Хохряков симпатизировал новому сотруднику, потому что угадал в нем крепкого самца-производителя, но понимал, что приставить его к делу чрезвычайно трудно. И спеси много, и должок на нем большой, как ни старайся, целиком не спишешь. Та организация, где до прибытия в Зону числился на довольствии Гурко, вызывала у Василия Васильевича уважение, и это тоже шло змеенышу в плюс. Хохряков уважал не только КГБ, но и царскую охранку, и любую подобную организацию в любой точке земного шара за то, что они умели держать в узде беспокойных, шебутных людишек, которые без присмотра натворили бы еще больше пакостей, чем им доселе удавалось.

— Тебе, наверно, невдомек, дураку, — увещевал он молодого гордеца, — что вся ваша служба теперь подобна тени отца Гамлета: пугает, а никому не страшно. Слава Богу, успели мы у вас власть перенять.

— Кто это вы, — поинтересовался Гурко. — Бандиты, что ли?

— Называй как хочешь. Для одних бандиты, для других Хозяева. Суть в том, что успели власть взять. И недоморышей вроде тебя потеснили. Теперь все проблемы будут вскоре решены.
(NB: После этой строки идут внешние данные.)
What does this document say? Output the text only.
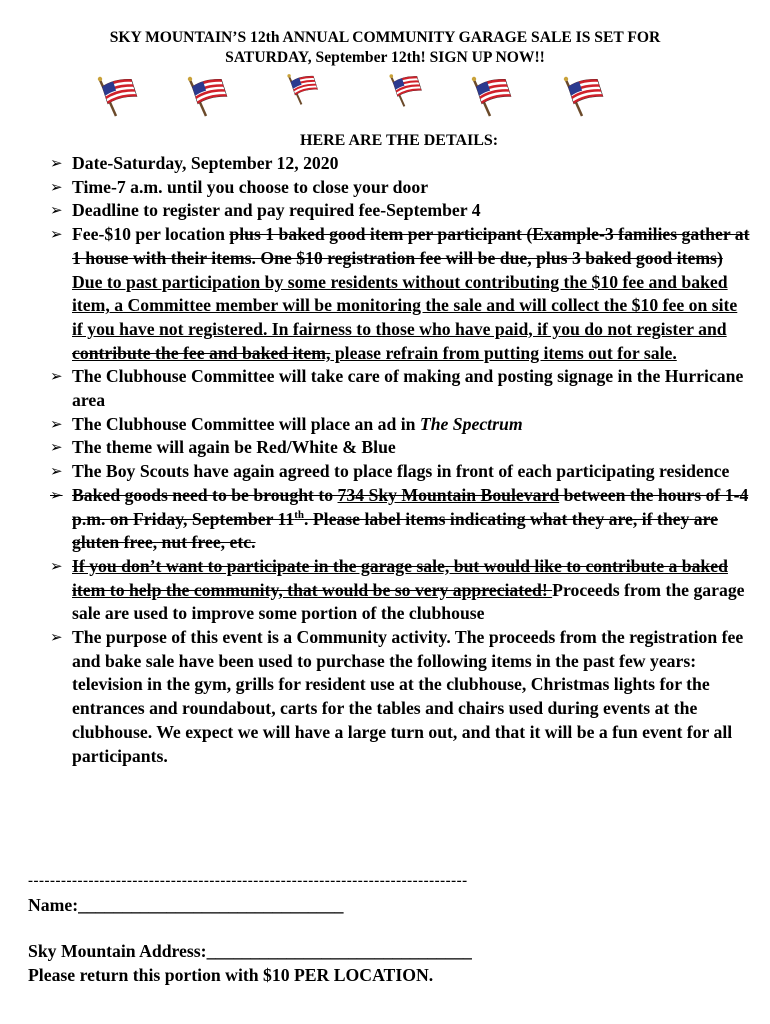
SKY MOUNTAIN’S 12th ANNUAL COMMUNITY GARAGE SALE IS SET FOR
SATURDAY, September 12th! SIGN UP NOW!!
HERE ARE THE DETAILS:
➢ Date-Saturday, September 12, 2020
➢ Time-7 a.m. until you choose to close your door
➢ Deadline to register and pay required fee-September 4
➢ Fee-$10 per location plus 1 baked good item per participant (Example-3 families gather at 1 house with their items. One $10 registration fee will be due, plus 3 baked good items) Due to past participation by some residents without contributing the $10 fee and baked item, a Committee member will be monitoring the sale and will collect the $10 fee on site if you have not registered. In fairness to those who have paid, if you do not register and contribute the fee and baked item, please refrain from putting items out for sale.
➢ The Clubhouse Committee will take care of making and posting signage in the Hurricane area
➢ The Clubhouse Committee will place an ad in The Spectrum
➢ The theme will again be Red/White & Blue
➢ The Boy Scouts have again agreed to place flags in front of each participating residence
➢ Baked goods need to be brought to 734 Sky Mountain Boulevard between the hours of 1-4 p.m. on Friday, September 11th. Please label items indicating what they are, if they are gluten free, nut free, etc.
➢ If you don’t want to participate in the garage sale, but would like to contribute a baked item to help the community, that would be so very appreciated! Proceeds from the garage sale are used to improve some portion of the clubhouse
➢ The purpose of this event is a Community activity. The proceeds from the registration fee and bake sale have been used to purchase the following items in the past few years: television in the gym, grills for resident use at the clubhouse, Christmas lights for the entrances and roundabout, carts for the tables and chairs used during events at the clubhouse. We expect we will have a large turn out, and that it will be a fun event for all participants.
--------------------------------------------------------------------------------
Name:______________________________
Sky Mountain Address:______________________________
Please return this portion with $10 PER LOCATION.
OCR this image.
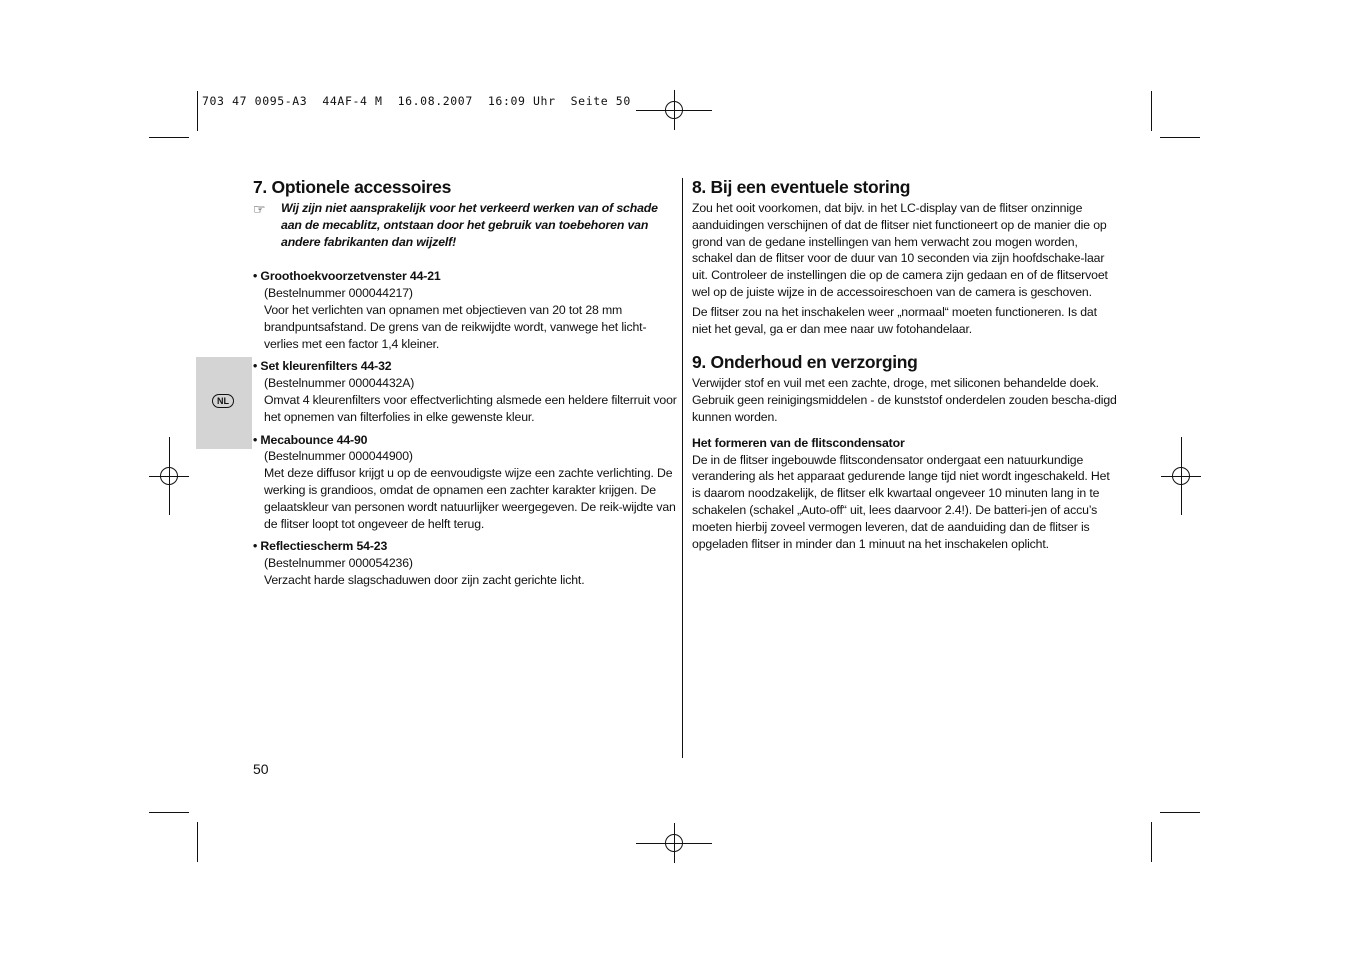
703 47 0095-A3  44AF-4 M  16.08.2007  16:09 Uhr  Seite 50
NL
7. Optionele accessoires
☞	Wij zijn niet aansprakelijk voor het verkeerd werken van of schade aan de mecablitz, ontstaan door het gebruik van toebehoren van andere fabrikanten dan wijzelf!
• Groothoekvoorzetvenster 44-21

(Bestelnummer 000044217)

Voor het verlichten van opnamen met objectieven van 20 tot 28 mm brandpuntsafstand. De grens van de reikwijdte wordt, vanwege het licht-verlies met een factor 1,4 kleiner.

• Set kleurenfilters 44-32

(Bestelnummer 00004432A)

Omvat 4 kleurenfilters voor effectverlichting alsmede een heldere filterruit voor het opnemen van filterfolies in elke gewenste kleur.

• Mecabounce 44-90

(Bestelnummer 000044900)

Met deze diffusor krijgt u op de eenvoudigste wijze een zachte verlichting. De werking is grandioos, omdat de opnamen een zachter karakter krijgen. De gelaatskleur van personen wordt natuurlijker weergegeven. De reik-wijdte van de flitser loopt tot ongeveer de helft terug.

• Reflectiescherm 54-23

(Bestelnummer 000054236)

Verzacht harde slagschaduwen door zijn zacht gerichte licht.

8. Bij een eventuele storing

Zou het ooit voorkomen, dat bijv. in het LC-display van de flitser onzinnige aanduidingen verschijnen of dat de flitser niet functioneert op de manier die op grond van de gedane instellingen van hem verwacht zou mogen worden, schakel dan de flitser voor de duur van 10 seconden via zijn hoofdschake-laar uit. Controleer de instellingen die op de camera zijn gedaan en of de flitservoet wel op de juiste wijze in de accessoireschoen van de camera is geschoven.

De flitser zou na het inschakelen weer „normaal“ moeten functioneren. Is dat niet het geval, ga er dan mee naar uw fotohandelaar.

9. Onderhoud en verzorging

Verwijder stof en vuil met een zachte, droge, met siliconen behandelde doek. Gebruik geen reinigingsmiddelen - de kunststof onderdelen zouden bescha-digd kunnen worden.

Het formeren van de flitscondensator

De in de flitser ingebouwde flitscondensator ondergaat een natuurkundige verandering als het apparaat gedurende lange tijd niet wordt ingeschakeld. Het is daarom noodzakelijk, de flitser elk kwartaal ongeveer 10 minuten lang in te schakelen (schakel „Auto-off“ uit, lees daarvoor 2.4!). De batteri-jen of accu’s moeten hierbij zoveel vermogen leveren, dat de aanduiding dan de flitser is opgeladen flitser in minder dan 1 minuut na het inschakelen oplicht.

50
Кого на кол посадить, а кого в печку сунуть — это уже технические вопросы. Главное, навести такой порядок, чтобы земля вздохнула привольно. То есть человеческий нарост с нее поскорее сковырнуть.

Про человеческий нарост Гурко слышал и прежде, любимый конек Хохрякова, но поразился спокойной, властной уверенности, с которой тот говорил. Если не смотреть на Хохрякова, а только слушать, то могло показаться, что его умиротворенный голос доносится прямо с неба. На сей раз они беседовали в рабочем кабинете Василия Васильевича, куда тот вызвал Гурко, чтобы узнать о подготовке к приему дорогого гостя, Кира Малахова. Гурко доложил, что никаких накладок не предвидится. Если с Киром будет свита (оговорено десять человек), то их тоже можно уложить в любой момент — по желанию заказчика. Работа пустяковая.

Хохряков налил в рюмку розовой жидкости из хрустального флакона, пододвинул Гурко.

— Попробуй, вкусно.

— Благодарствуйте, — Гурко выпил, даже не спросив, что это такое. Оказалось, слабый напиток, замешанный на рисовой соломке. По вкусу напоминало яичный коктейль. Ударило по глазам, но не сильно. Многообразие наркотиков в Зоне поражало, но Гурко быстро привык к волнующему изобилию. Подобно другим обитателям Зоны, он уже воспринимал наркотическую ауру примерно так же, как житель Лондона воспринимает обыденную пасмурную хмарь.

— Ты хитер, как гадюка, — одобрительно заметил Хохряков, проследив, как подействует на молодца коварное питье. Оно никак не подействовало. Словно Гурко отхлебнул парного молочка. — Но судьбу не перехитришь, юноша. Даже не надейся.

— Что вы имеете в виду, Василий Васильевич?

— Переоцениваешь ты себя, майор. Или какое там у тебя было звание?

— Почти полковник, — с гордостью сообщил Гурко.

— Так вот, полковник, кривой гвоздь в доску не забьешь. Не знаю, говорил тебе Мустафа или нет, но я был против того, чтобы тебя использовать. Я ведь знаю, чего ты собираешься учудить. У таких, как ты, всегда оса в жопе. Но он хочет убедиться, пусть убеждается. Я не против. Больше скажу. Ты парень неплохой. Попал бы раньше ко мне, я бы из тебя, как папа Карло, вытесал хорошенькую Буратину. Но теперь уже поздно. Слишком много ты о себе возомнил в предыдущие годы. Слишком легко тебе все давалось. А так-то почему бы и нет? Убивец ты классный, не спорю.